Aparat działa podobnie do naszego oka. Światło przechodzi przez obiektyw składający się z soczewek i przesłony regulującej, tak jak źrenica, ilość wpadającego światła. Światło skupione przez soczewki obiektywu pada na element światłoczuły aparatu. Kliszę w aparatach tradycyjnych lub matrycę w aparatach cyfrowych.
Światło trafiające na siatkówkę w oku jest na bieżąco analizowane i przetwarzane przez mózg, natomiast światło padające na kliszę czy matrycę jest na niej „zapisywane”. Aparat jest „nieco” słabszy niż ludzkie oko i aby uzyskać odpowiedni obraz potrzebuje aby światło pochodzące od fotografowanego obiektu padało na kliszę/matrycę przez pewien czas.
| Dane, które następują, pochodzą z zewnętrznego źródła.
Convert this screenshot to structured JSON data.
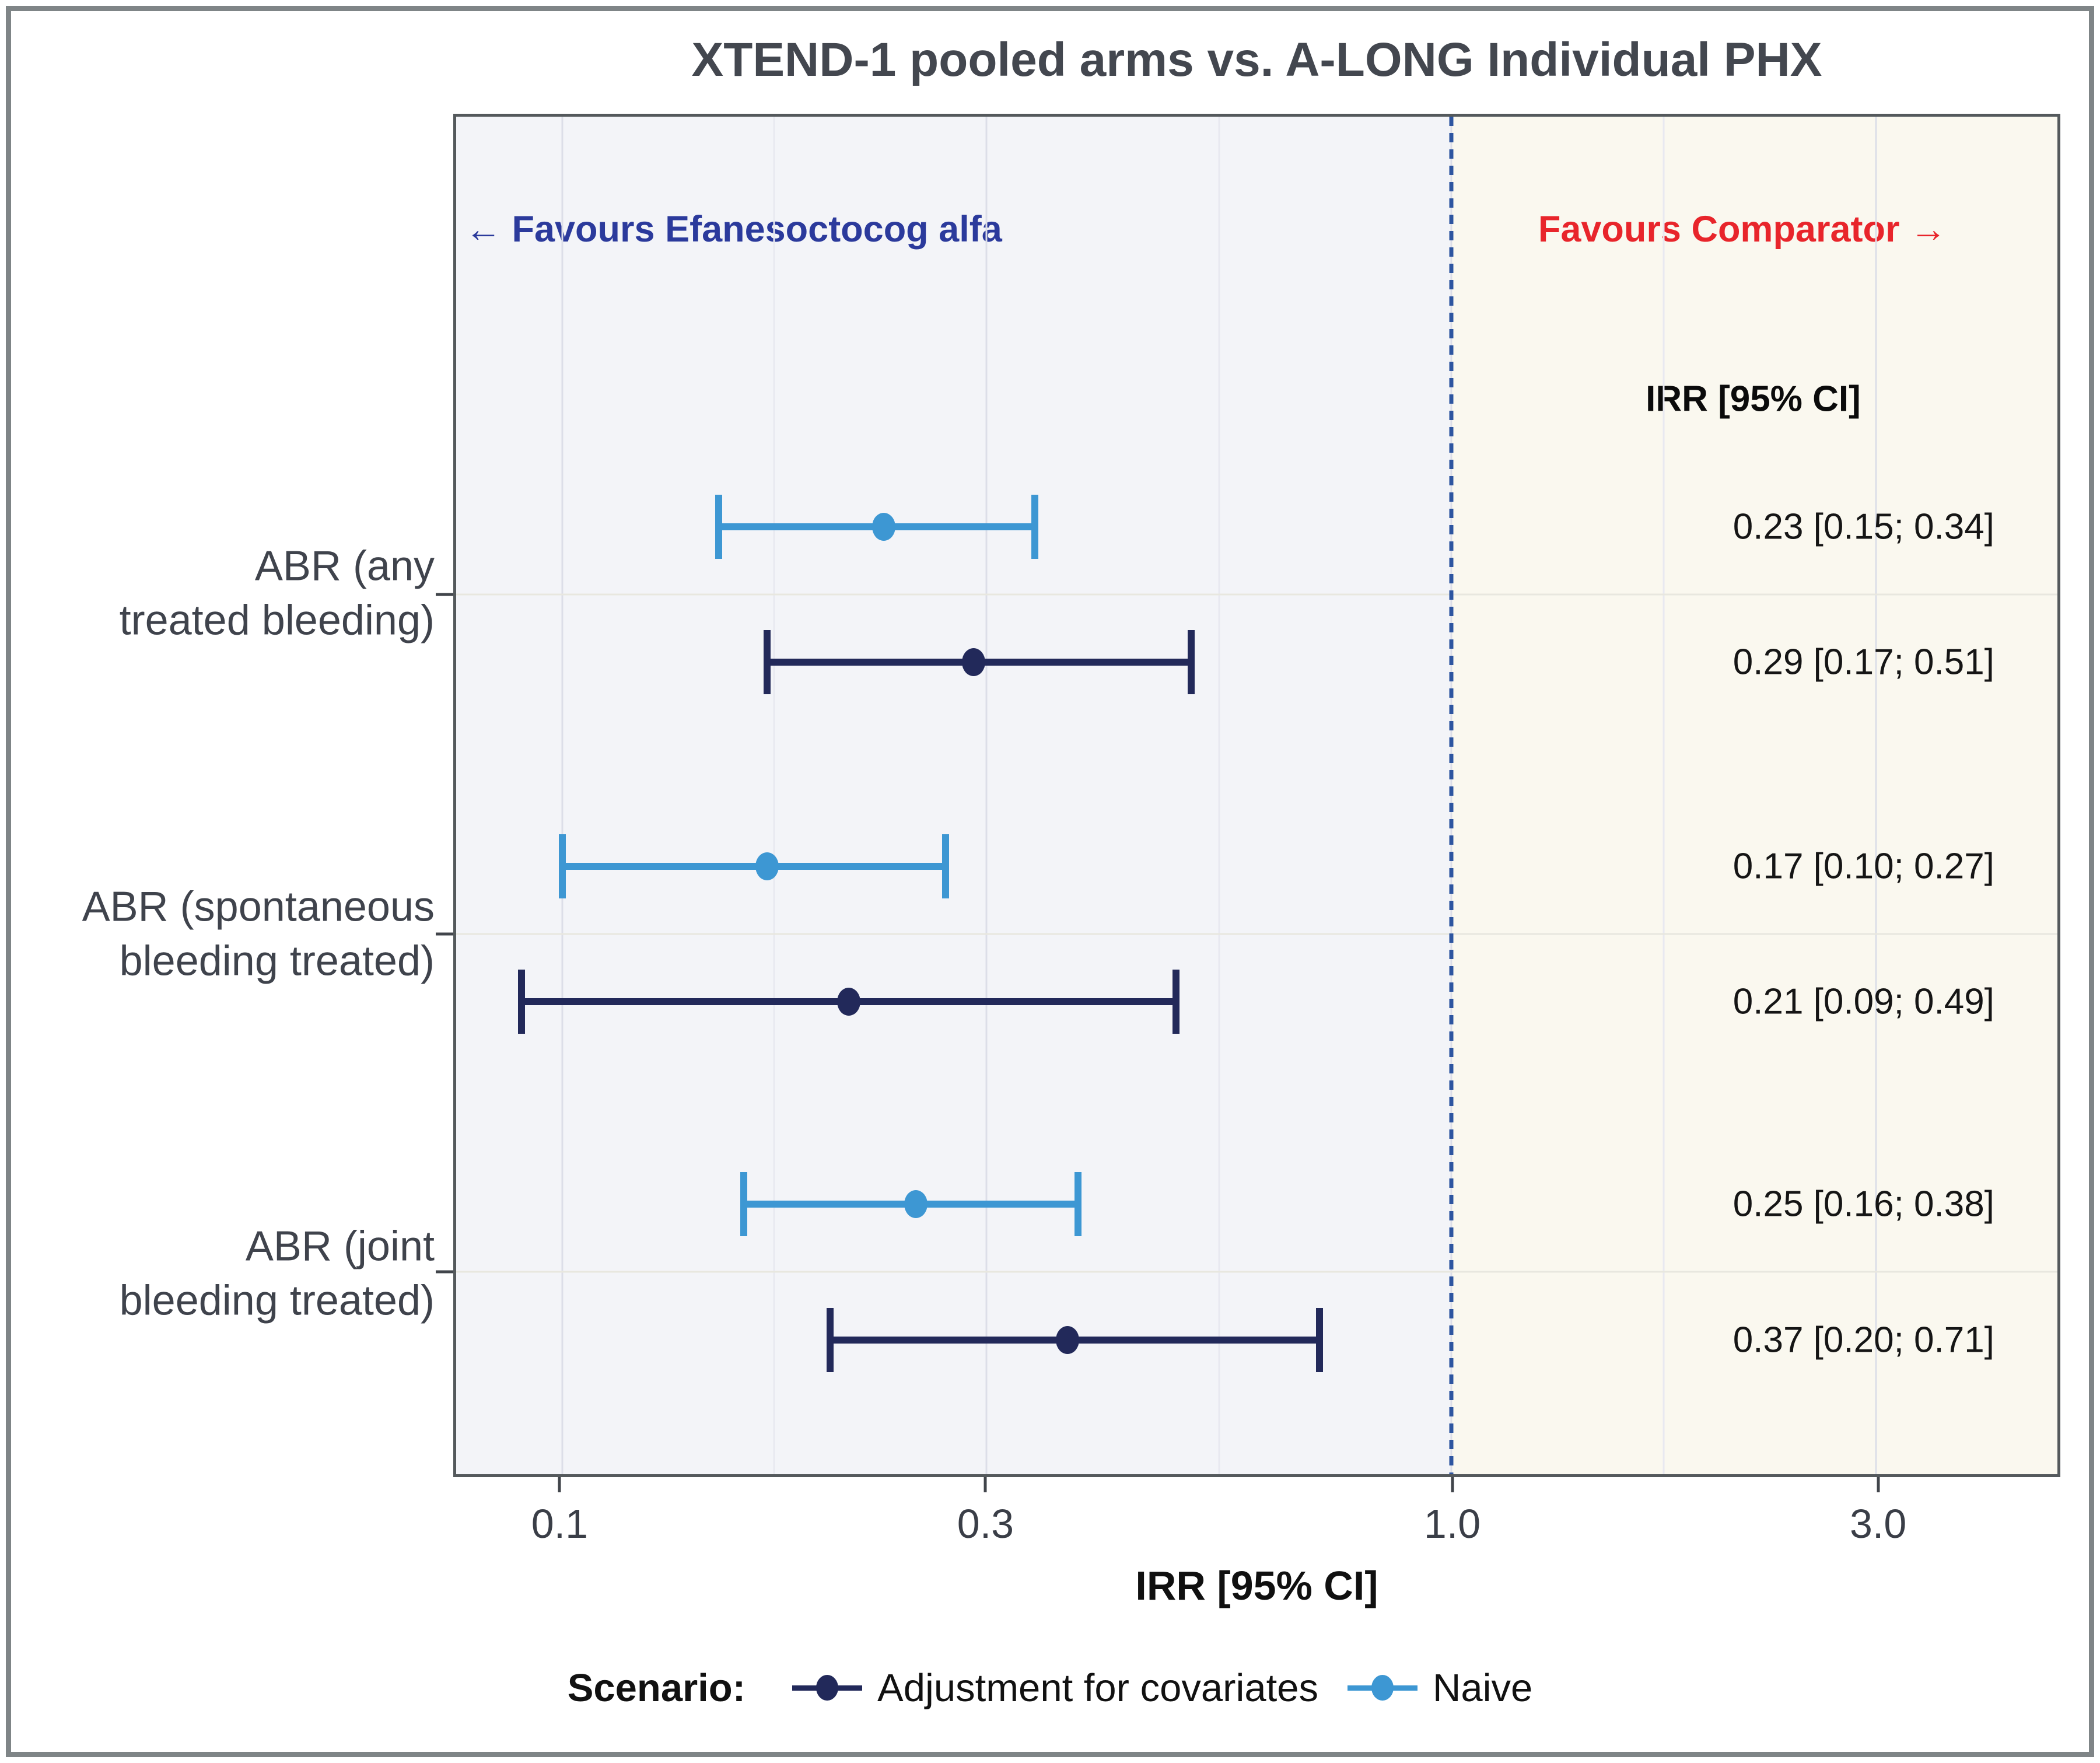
{
  "chart_data": {
    "type": "scatter",
    "subtype": "forest-plot-pointrange",
    "title": "XTEND-1 pooled arms vs. A-LONG Individual PHX",
    "xlabel": "IRR [95% CI]",
    "x_scale": "log10",
    "xlim": [
      0.076,
      4.8
    ],
    "x_ticks": [
      {
        "value": 0.1,
        "label": "0.1"
      },
      {
        "value": 0.3,
        "label": "0.3"
      },
      {
        "value": 1.0,
        "label": "1.0"
      },
      {
        "value": 3.0,
        "label": "3.0"
      }
    ],
    "x_minor_gridlines": [
      0.173,
      0.548,
      1.732
    ],
    "grid": true,
    "reference_line": {
      "value": 1.0,
      "style": "dashed",
      "color": "#2d55a0"
    },
    "favours_left": "← Favours Efanesoctocog alfa",
    "favours_right": "Favours Comparator →",
    "value_column_header": "IRR [95% CI]",
    "legend": {
      "title": "Scenario:",
      "position": "bottom",
      "items": [
        {
          "name": "Adjustment for covariates",
          "color": "#22295a"
        },
        {
          "name": "Naive",
          "color": "#3d97d3"
        }
      ]
    },
    "groups": [
      {
        "label_lines": [
          "ABR (any",
          "treated bleeding)"
        ],
        "rows": [
          {
            "scenario": "Naive",
            "irr": 0.23,
            "ci_low": 0.15,
            "ci_high": 0.34,
            "text": "0.23 [0.15; 0.34]"
          },
          {
            "scenario": "Adjustment for covariates",
            "irr": 0.29,
            "ci_low": 0.17,
            "ci_high": 0.51,
            "text": "0.29 [0.17; 0.51]"
          }
        ]
      },
      {
        "label_lines": [
          "ABR (spontaneous",
          "bleeding treated)"
        ],
        "rows": [
          {
            "scenario": "Naive",
            "irr": 0.17,
            "ci_low": 0.1,
            "ci_high": 0.27,
            "text": "0.17 [0.10; 0.27]"
          },
          {
            "scenario": "Adjustment for covariates",
            "irr": 0.21,
            "ci_low": 0.09,
            "ci_high": 0.49,
            "text": "0.21 [0.09; 0.49]"
          }
        ]
      },
      {
        "label_lines": [
          "ABR (joint",
          "bleeding treated)"
        ],
        "rows": [
          {
            "scenario": "Naive",
            "irr": 0.25,
            "ci_low": 0.16,
            "ci_high": 0.38,
            "text": "0.25 [0.16; 0.38]"
          },
          {
            "scenario": "Adjustment for covariates",
            "irr": 0.37,
            "ci_low": 0.2,
            "ci_high": 0.71,
            "text": "0.37 [0.20; 0.71]"
          }
        ]
      }
    ],
    "colors": {
      "panel_bg_left": "#f3f4f8",
      "panel_bg_right": "#faf8ef",
      "favours_left_color": "#2b3a9c",
      "favours_right_color": "#e8252b",
      "title_color": "#43474f"
    }
  }
}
Powiedzmy, że aparat musi się przez pewien czas „przyglądać” by poprawnie zapisać obraz. To „przyglądanie się” nazywamy naświetlaniem.
Aby pokazać wam jak wygląda taki obraz przechodzący przez obiektyw pozwoliłem sobie zaimprowizować małą sesję z obiektywem i małymi modelami.
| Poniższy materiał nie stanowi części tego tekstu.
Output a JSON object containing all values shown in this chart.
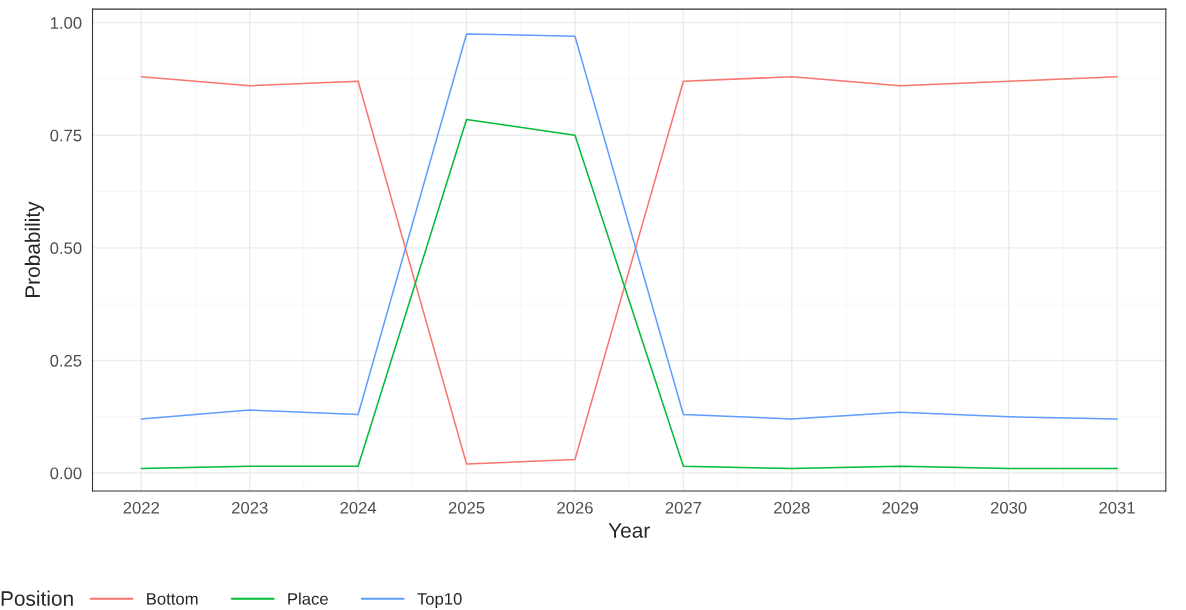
{
  "chart_data": {
    "type": "line",
    "xlabel": "Year",
    "ylabel": "Probability",
    "legend_title": "Position",
    "x": [
      2022,
      2023,
      2024,
      2025,
      2026,
      2027,
      2028,
      2029,
      2030,
      2031
    ],
    "series": [
      {
        "name": "Bottom",
        "color": "#f8766d",
        "values": [
          0.88,
          0.86,
          0.87,
          0.02,
          0.03,
          0.87,
          0.88,
          0.86,
          0.87,
          0.88
        ]
      },
      {
        "name": "Place",
        "color": "#00ba38",
        "values": [
          0.01,
          0.015,
          0.015,
          0.785,
          0.75,
          0.015,
          0.01,
          0.015,
          0.01,
          0.01
        ]
      },
      {
        "name": "Top10",
        "color": "#619cff",
        "values": [
          0.12,
          0.14,
          0.13,
          0.975,
          0.97,
          0.13,
          0.12,
          0.135,
          0.125,
          0.12
        ]
      }
    ],
    "xlim": [
      2021.55,
      2031.45
    ],
    "xticks": [
      2022,
      2023,
      2024,
      2025,
      2026,
      2027,
      2028,
      2029,
      2030,
      2031
    ],
    "ylim": [
      -0.04,
      1.03
    ],
    "yticks": [
      {
        "value": 0,
        "label": "0.00"
      },
      {
        "value": 0.25,
        "label": "0.25"
      },
      {
        "value": 0.5,
        "label": "0.50"
      },
      {
        "value": 0.75,
        "label": "0.75"
      },
      {
        "value": 1,
        "label": "1.00"
      }
    ],
    "grid": true,
    "legend": "bottom",
    "marker": "none",
    "line_style": "solid"
  }
}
To czarne walcowate coś to oczywiście obiektyw 🙂 Światło odbite od ludków LEGO przechodzi przez obiektyw, zostaje odwrócone i pada na kartkę papieru. Gdyby zamiast kartki był tam jakiś materiał światłoczuły obraz został by na nim utrwalony… a tak to mam nadal zwykłą białą kartkę papieru.
Ale mnie naszła ochota na skonstruowanie takiego prymitywnego aparatu 😀 Tylko muszę coś światłoczułego zdobyć…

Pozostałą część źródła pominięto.